Estamos en el mes que la Iglesia dedica a la oración por los fieles difuntos. Los que nos han precedido, algunos de ellos conocidos, amigos o familiares fallecidos, no hace mucho esperaban como nosotros el momento de su encuentro con Dios. Si han sido fieles, hoy, con la Gracia de Dios, viven gozando en su presencia o aguardan quizás todavía en el Purgatorio, hasta purificarse completamente de sus pecados. Renovemos el propósito de acudir a la intercesión de los santos, que viven ya en intimidad con Dios, y de ofrecer sufragios por las almas del Purgatorio. Nuestra generosidad de ahora en favor de estas almas es un buen modo, muy grato a Dios, de esperarle, mientras buscamos agradarle en las cosas de cada día.

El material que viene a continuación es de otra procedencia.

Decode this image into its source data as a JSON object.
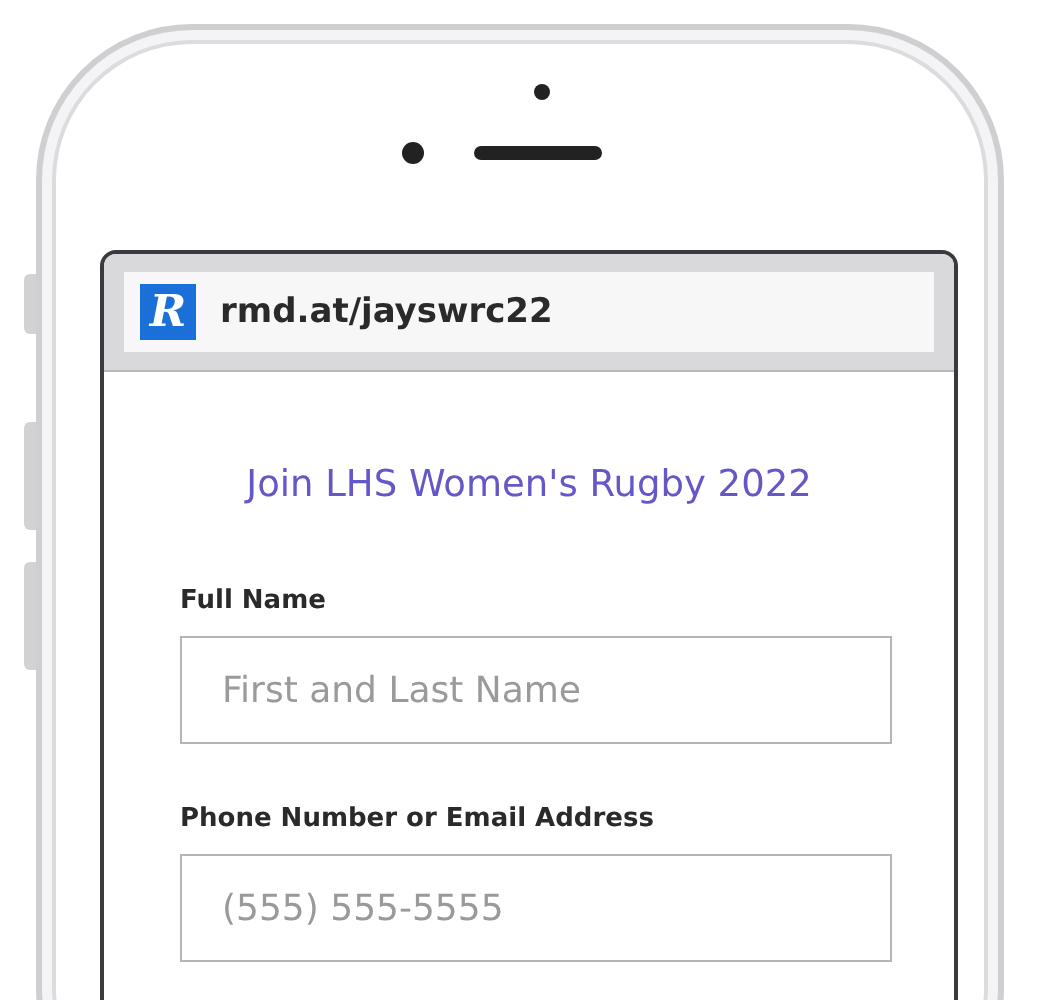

No nos suceda como a aquel personaje del que habla Jesús, que parecía alegrarse desmedidamente por haber tenido mucho éxito en sus negocios: Insensato –le dirá Dios–, esta noche te pedirán el alma, y todo lo que has acumulado, ¿para quién será? Y Jesús concluye: Así será el que atesora para sí y no es rico para Dios. No queramos dejarnos absorber por ideales exclusivamente terrenos. Preguntémonos, en cambio, con frecuencia si, de hecho, Dios es lo más importante en nuestra vida; si deseamos sinceramente el tesoro de Dios para los que amamos en este mundo.

Recordemos, en este sentido, el reproche de Jesús a Marta, la hermana de Lázaro, que estaba tan afanada en las cosas de la casa –buenas sin duda–, que se olvidaba del Señor: Marta, Marta –le dijo Jesús–, tú te preocupas y te inquietas por muchas cosas. En verdad una sola cosa es necesaria. María, su hermana, en cambio, dejando entonces otros asuntos, escuchaba atentamente al Señor.

Que en nuestras cosas: en el trabajo, en la familia, en los amigos..., veamos también siempre al Señor, para que lo nuestro no sea sólo algo nuestro –poco valdría entonces–, sino ante todo algo para Dios.

Así era la vida de Nuestra Madre, la esclava del Señor. A Ella le pedimos que todas nuestras acciones lleguen a ser también una ilusionada espera de nuestro Dios.